# Evidence



## Bri&John (Jan 8, 2011)

Thanks everyone for your help.

Just anoter question;
*What is the best way to supply all the information/evidence. I have read that they do not like things in plastic wallets? Shall I put all the evidence in a ring binder labelled month-month or just what type of evidence ie; joint account etc...
I was thinking of creating a diary like folder. So every month of our relationship. So ie; Oct 2009 - joint bills, joint account, holiday tickets and photos of that holiday etc?
*The other thing is, my mother re-married when I was 7, so I have a step dad, whom we have put his details on the application. My bio dad has had a girlfriend of 2 years, but I've met her once - do I need to put her name on? Even though I don't know her birthday!!

Thanks guys!! All soo helpful!!


----------



## Siouxzee (Dec 8, 2010)

Hi Bri&John
Is this for your application?
For relationship evidence do you have to provide something for every month you are together. Is a marriage certificate plus joint bond details, a few photographs and the fact we have 2 children not enough?
Would also be interested to know the best way they would like it all.


----------



## jenswaters (Jul 8, 2009)

Siouxzee said:


> Hi Bri&John
> Is this for your application?
> For relationship evidence do you have to provide something for every month you are together. Is a marriage certificate plus joint bond details, a few photographs and the fact we have 2 children not enough?
> Would also be interested to know the best way they would like it all.

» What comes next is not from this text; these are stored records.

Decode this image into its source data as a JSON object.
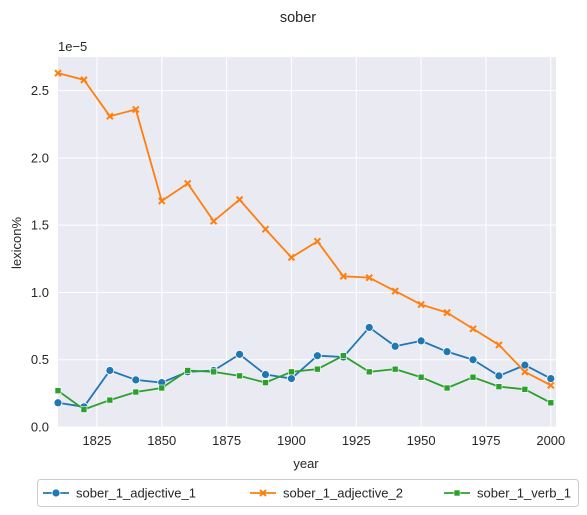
{
  "chart_data": {
    "type": "line",
    "title": "sober",
    "xlabel": "year",
    "ylabel": "lexicon%",
    "y_offset_label": "1e−5",
    "xlim": [
      1810,
      2002
    ],
    "ylim": [
      0,
      2.75
    ],
    "y_scale_note": "values in units of 1e-5",
    "x_ticks": [
      1825,
      1850,
      1875,
      1900,
      1925,
      1950,
      1975,
      2000
    ],
    "y_ticks": [
      0.0,
      0.5,
      1.0,
      1.5,
      2.0,
      2.5
    ],
    "x_tick_labels": [
      "1825",
      "1850",
      "1875",
      "1900",
      "1925",
      "1950",
      "1975",
      "2000"
    ],
    "y_tick_labels": [
      "0.0",
      "0.5",
      "1.0",
      "1.5",
      "2.0",
      "2.5"
    ],
    "grid": true,
    "legend_position": "bottom-center",
    "x": [
      1810,
      1820,
      1830,
      1840,
      1850,
      1860,
      1870,
      1880,
      1890,
      1900,
      1910,
      1920,
      1930,
      1940,
      1950,
      1960,
      1970,
      1980,
      1990,
      2000
    ],
    "series": [
      {
        "name": "sober_1_adjective_1",
        "color": "#1f77b4",
        "marker": "circle",
        "values": [
          0.18,
          0.15,
          0.42,
          0.35,
          0.33,
          0.41,
          0.42,
          0.54,
          0.39,
          0.36,
          0.53,
          0.52,
          0.74,
          0.6,
          0.64,
          0.56,
          0.5,
          0.38,
          0.46,
          0.36
        ]
      },
      {
        "name": "sober_1_adjective_2",
        "color": "#ff7f0e",
        "marker": "x",
        "values": [
          2.63,
          2.58,
          2.31,
          2.36,
          1.68,
          1.81,
          1.53,
          1.69,
          1.47,
          1.26,
          1.38,
          1.12,
          1.11,
          1.01,
          0.91,
          0.85,
          0.73,
          0.61,
          0.41,
          0.31
        ]
      },
      {
        "name": "sober_1_verb_1",
        "color": "#2ca02c",
        "marker": "square",
        "values": [
          0.27,
          0.13,
          0.2,
          0.26,
          0.29,
          0.42,
          0.41,
          0.38,
          0.33,
          0.41,
          0.43,
          0.53,
          0.41,
          0.43,
          0.37,
          0.29,
          0.37,
          0.3,
          0.28,
          0.18
        ]
      }
    ]
  },
  "style": {
    "plot_background": "#eaeaf2",
    "grid_color": "#ffffff"
  }
}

No, not something for every month together (could you imagine the size of that paperwork?!?!). Best to get a collection of things that cover from start to present (I nearly said "finish"...mmm, maybe not)! We didn't have anything for the first year of our relationship, just pictures from Facebook that were dated! We offered tenency agreements, joint bank info, bills etc. When I collated them, I put a sheet of blank paper in between each section of evidence stating what it was and listing everything in that section that was evidence e.g. "Evidence of Relationship", and then put all the pieces of evidence afterwards, "Degree Certificates" and then put further evidence etc etc.

I have known people get their evidence professionally bound at great expense...their feedback was it was the neatest presentation ever received!! In all honesty, as long as evidence is collated, clearly logical, follows the order requested in the ITA, and is relevant, I wouldn't worry too much about professional binding


----------



## Bri&John (Jan 8, 2011)

Thanks Jenswater!
Although the profesional binding sounds awesome, think I will save the money!!


----------



## saltybroad (Jan 9, 2011)

We found that it was sufficient to stack/organize it all into a neat pile (and no, they don't like plastic document protectors) with an "index" page on top. As far as proving your relationship goes, we had a marriage certificate and children, but were also asked to prove that we had been living together and banking together for x amount of time. So I would say the more the merrier, where your relationship is concerned. We did get approved, so must not have screwed it up too badly!


----------



## ConfusedKiwi (Nov 12, 2009)

Hi All,
We are about to send our application in this Friday. Did Immigration require both passport or are Certified Copies sufficent? I have to have a Lawyer sign the Sponsorship form so i was hoping to get my Passport copies verified at the same time.
We are submitting the documents in a Ring binder separated by Dividers. Hope they don't mind this.
Did anyone inlude a statement about how long you have been together or how they met etc? 
We are not married but engaged.

Thanks

Have a good day


----------



## topcat83 (Apr 16, 2009)

ConfusedKiwi said:


> Hi All,
> We are about to send our application in this Friday. Did Immigration require both passport or are Certified Copies sufficent? I have to have a Lawyer sign the Sponsorship form so i was hoping to get my Passport copies verified at the same time.
> We are submitting the documents in a Ring binder separated by Dividers. Hope they don't mind this.
> Did anyone inlude a statement about how long you have been together or how they met etc?
> ...


Hi there

I think you're OK with certified copies - that's what we supplied.
You will need to supply the proper passport at the end so they can put the visa stamp in it.


----------